97. Compound according to one of claims 94 and 95, characterized in that the tumor is a tumor of the pancreas, liver, uterus, breast, angiosarcoma, glioblastoma, neuroblastoma, rhabdomyosarcoma, or a leiomyosarcoma.

98. Compound according to claim 97, characterized in that the tumor is a leiomyosarcoma.

99. Compound according to one of claims 92 and 93, intended to promote the vascularization of specific tissues.

100. Compound according to one of claims 92 and 93, intended for the treatment of retinopathy, degeneration of the macula, psoriasis,

Endometriosis, rheumatoid arthritis, atherosclerosis or hyperthyroidism.

101. Compound according to claim 100, intended for the treatment of atherosclerosis, in particular lesions due to restenosis after angioplasty.

102. Compound according to one of claims 92 and 93, intended for regenerating and / or differentiating tissue, in particular endothelial, smooth or epithelial muscle, following a degenerative disease or a disease of the endocrine glands, in particular the thyroid or the pancreas, or as a result of damage to said tissue caused by trauma.

103. Compound according to one of claims 92 and 93, intended to promote or inhibit embryonic implantation.

104. Compound according to one of claims 92 and 93, intended to prevent and / or treat pathologies directly or indirectly linked to an activity of the insulin-like type.

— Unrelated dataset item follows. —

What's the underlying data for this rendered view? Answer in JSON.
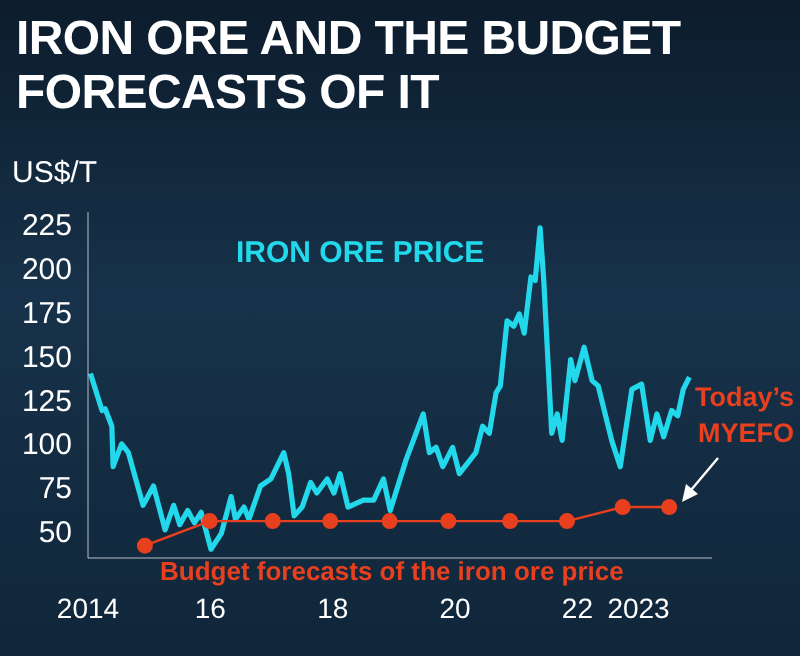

105. Compound according to one of claim 104 intended to prevent and / or treat pathologies directly or indirectly linked to a dysfunction of the carbohydrate metabolism, in particular to hypoglycemia or hyperglycemia.

106. Compound according to either of claims 104 and 105, characterized in that the pathology is chosen from diabetes, in particular gestational diabetes, and complications linked to diabetes, in particular complications of a cardiovascular nature.